Ron DeSantis pressed the Florida legislature into a special meeting to go over Florida’s redistricting plan, a genius move that eventually led to the adoption of his redistricting plan, one which could prove major trouble for the Democrats.
News on that move, that potentially titanic shift in Florida’s districts that could mean yet more trouble for the Democrats in what’s already predicted to be a bad year for them, comes from a new report in FiveThirtyEight, a report which said that:
On Thursday, the Florida Legislature finally caved to DeSantis’s wishes and passed one of his proposed congressional maps — the last major piece in the national redistricting puzzle. And befitting DeSantis’s national reputation (and ambitions), it is a dream map for partisan Republicans, single-handedly adding four new Republicans to the U.S. House of Representatives. But while DeSantis’s uncompromising insistence on maximizing Republican power may give him a nice story to tell if he runs for president, it could also be the map’s undoing in court.

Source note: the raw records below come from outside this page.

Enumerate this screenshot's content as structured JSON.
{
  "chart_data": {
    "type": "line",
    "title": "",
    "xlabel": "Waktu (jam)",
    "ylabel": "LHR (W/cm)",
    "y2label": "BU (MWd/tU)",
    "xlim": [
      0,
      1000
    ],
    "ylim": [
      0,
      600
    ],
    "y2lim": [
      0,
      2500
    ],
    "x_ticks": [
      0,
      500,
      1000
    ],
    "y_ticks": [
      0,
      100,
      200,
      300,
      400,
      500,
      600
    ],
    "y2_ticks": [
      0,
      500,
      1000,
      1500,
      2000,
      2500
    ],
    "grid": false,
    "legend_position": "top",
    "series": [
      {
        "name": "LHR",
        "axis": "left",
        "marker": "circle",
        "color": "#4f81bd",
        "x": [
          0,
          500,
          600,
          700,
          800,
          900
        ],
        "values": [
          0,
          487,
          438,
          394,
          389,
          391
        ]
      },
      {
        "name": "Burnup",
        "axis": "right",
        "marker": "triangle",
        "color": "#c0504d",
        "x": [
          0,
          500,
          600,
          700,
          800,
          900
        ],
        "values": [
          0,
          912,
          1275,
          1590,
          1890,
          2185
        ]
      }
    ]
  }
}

Florida’s soon-to-be congressional map (it will go into effect once DeSantis signs it) creates 18 seats with a FiveThirtyEight partisan lean1 of R+5 or redder and only eight seats with a partisan lean of D+5 or bluer. (The remaining two seats fall into the “highly competitive” category between R+5 and D+5.)
This map will significantly shake up Florida’s congressional delegation, as it virtually guarantees that Democrats will lose three of their House seats in Florida: The 7th District goes from a D+5 partisan lean to R+14, the 13th District now has a partisan lean of R+12, and Rep. Al Lawson’s North Florida district is completely refigured into a solidly Republican seat. In addition, the new congressional seat that Florida gained from the 2020 census — numbered the 18th — is dark red under this map, for a GOP gain of four seats in total.
Now, why’s that trouble for Nasty Nancy Pelosi? Because it could cost her a number of seats, seats she’d hoped to gain with the redistricting plans happening in blue states around the country, and thus cost her any chance of clinging to power of muting the catastrophe for the DNC that November is shaping up to be. Her whole thing is that she’s responsible, that she’s the one who lead the Democrat legislature back from the brink under Trump and into a good position. That’s her legacy, or at least what she wants it to be.
But now DeSantis, by moving a few lines around, is pretty much ending any chance of that; he’s managed to, despite only being in charge of one state in the union, deliver a serious blow to Nasty Nancy’s career.
Democrats are, as could be predicted, freaking out. Florida Democratic Party Chair Manny Diaz, for example, freaked out and pretended the plan was meant to harm minority communities, saying:
“It is appalling, but not surprising, that the Republican Legislature has abdicated its constitutional duty to draft and pass congressional maps to the governor.
“As proven by the proposed map released today, Gov. DeSantis is hell-bent on eliminating congressional seats where Florida’s minority communities have the ability to elect representatives of their choice and he is imposing his own partisan political preferences on Florida’s congressional map.”
Similarly, as The New York Times reported, National Democratic Redistricting Committee President Kelly Burton said:
“Governor DeSantis is bullying the Legislature into drawing Republicans an illegitimate and illegal partisan advantage in the congressional map, and he’s doing it at the expense of Black voters in Florida. This blatant gerrymander will not go unchallenged.”
But will any of that matter? Not if DeSantis refuses to crack under pressure and has a good legal team that’s ready and willing to defend the plan in the courts. If the plan can be maintained, DeSantis just took a sledgehammer to Nasy Nancy’s legacy.